Is "{x | (x, y) ∈ A}" the same thing of "dom A"? I am learning set theory using the book "Axioms and Set Theory" from Robert André and it defines dom R as dom R = {x : x∈C ∧ (x, y) ∈ R for some y∈C}, R is a relation on C. But English ain't my first language and I always find confusing the sentence "for some", but I got what dom R means by the examples. Because of this, I wanted to try using an easier solution (easier for me, of course), and I think I can use the expression dom A = {x : (x, y) ∈ A} instead; I think both expressions have different contexts, but A = {(cake, delicious), (sugar, mehh), (cookie, yummy), (cheese, life)}, would both expression give the same result? Or need I to urgently revise my set theory's knowledge?
P.S.: I am not in/on college, so I ain't a mathematician or studying it formally. I used bold on mathematical expressions because with the white background, it hurts my eyes. 
Thanks for reading my question!
 A: Let's talk about the relation $\leq$ on $\mathbb{N}$ for concreteness.
To understand why $\{n\;|\;n\leq m\}$ is not the same as the domain of $\leq$ , it helps to note that $n$ is a bound variable, but $m$ is a free variable. Binding a variable makes the expression in which it's bound no longer depend on particular values of that variable. Free variables, on the other hand, are like pronouns whose referent hasn't been specified; you don't know what a formula containing them is really on about until you know what it's refering to.
Compare the expressions

There is a prime number less than $x$.

in which $x$ is free, and whose truth value is only determined when we pick some particular value for $x$, and

There exists an $x$ such that there is a prime number less than $x$.

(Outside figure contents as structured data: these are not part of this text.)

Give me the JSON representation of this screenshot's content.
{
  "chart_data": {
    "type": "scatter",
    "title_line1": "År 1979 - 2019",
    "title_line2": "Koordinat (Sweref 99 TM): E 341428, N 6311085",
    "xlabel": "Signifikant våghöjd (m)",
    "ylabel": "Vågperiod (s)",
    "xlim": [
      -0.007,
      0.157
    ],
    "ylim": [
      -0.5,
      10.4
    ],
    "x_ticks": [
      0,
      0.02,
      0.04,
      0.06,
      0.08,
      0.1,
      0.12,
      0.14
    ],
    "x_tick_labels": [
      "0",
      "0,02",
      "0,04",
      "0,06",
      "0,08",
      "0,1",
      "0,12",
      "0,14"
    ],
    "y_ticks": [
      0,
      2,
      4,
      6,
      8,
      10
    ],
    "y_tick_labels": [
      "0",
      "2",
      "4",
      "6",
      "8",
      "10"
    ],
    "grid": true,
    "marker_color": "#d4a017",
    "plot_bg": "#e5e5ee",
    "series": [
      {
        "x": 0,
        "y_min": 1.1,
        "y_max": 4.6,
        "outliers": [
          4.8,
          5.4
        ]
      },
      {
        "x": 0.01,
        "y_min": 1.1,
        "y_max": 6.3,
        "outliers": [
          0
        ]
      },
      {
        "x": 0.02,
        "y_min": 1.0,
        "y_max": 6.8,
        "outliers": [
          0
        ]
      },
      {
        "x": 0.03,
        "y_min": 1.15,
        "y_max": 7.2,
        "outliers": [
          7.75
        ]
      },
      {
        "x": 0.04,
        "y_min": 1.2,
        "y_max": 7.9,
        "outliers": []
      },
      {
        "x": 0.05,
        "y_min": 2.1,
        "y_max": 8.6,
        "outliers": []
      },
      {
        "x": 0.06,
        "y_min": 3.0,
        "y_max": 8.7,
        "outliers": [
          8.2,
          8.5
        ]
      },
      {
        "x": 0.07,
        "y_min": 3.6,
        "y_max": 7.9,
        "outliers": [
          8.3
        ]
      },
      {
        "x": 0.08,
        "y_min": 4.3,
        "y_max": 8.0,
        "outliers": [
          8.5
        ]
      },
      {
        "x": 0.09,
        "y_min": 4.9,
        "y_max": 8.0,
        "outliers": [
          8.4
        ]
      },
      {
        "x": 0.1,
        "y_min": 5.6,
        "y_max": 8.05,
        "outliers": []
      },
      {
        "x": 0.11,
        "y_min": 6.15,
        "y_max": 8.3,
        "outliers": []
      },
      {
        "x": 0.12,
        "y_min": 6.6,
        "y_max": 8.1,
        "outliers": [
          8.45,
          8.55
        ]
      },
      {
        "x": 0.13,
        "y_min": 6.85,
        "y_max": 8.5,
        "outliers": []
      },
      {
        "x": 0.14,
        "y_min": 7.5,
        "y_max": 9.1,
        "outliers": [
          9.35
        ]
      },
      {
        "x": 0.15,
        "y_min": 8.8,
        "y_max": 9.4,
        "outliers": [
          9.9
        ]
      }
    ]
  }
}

in which $x$ is bound and the sentence is simply true (when talking about natural numbers).
The general idea is the same with set abstracts. In a set abstract, a free variable $x$ means we're implicitly dealing with a sort of cloud of sets, one for each value of $x$, instead of a single unique set. In the case of $\leq$ on the natural numbers, $\{n\;|\;n\leq m\}$ is a different set for each $m$: it's the set of all the $n$ that are less than that particular $m$. So for $m=0$, it's $\{0\}$; for $m=1$, it's $\{0,1\}$; etc.
The expression $\mathrm{dom}(\leq)=\{n\;|\;\exists m(n\leq m)\}$, on the other hand, binds $m$, so the specific set this denotes doesn't depend on a choice of anything. It is the set of all those $n$ which are less than or equal to at least one number; which is all of them (i.e. $\{n\;|\;\exists m(n\leq m)\}=\mathbb{N})$.
So the difference between that "for some $x$" and its absence really is pivotal. Otherwise you have no ability to talk about a set that depends on a particular, but unspecified, $x$, and an existentially quantified $x$ (which are definitely both things you want to be able to do. Just try to remember that (in mathematical writing) "$\varphi(x)$ for some $x$" is typically synonymous with "there is at least one $x$ such that $\varphi(x)$" or "there exists an $x$ such that $\varphi(x)$," phrases which do not use the (very odd, from a natural language standpoint) word "some".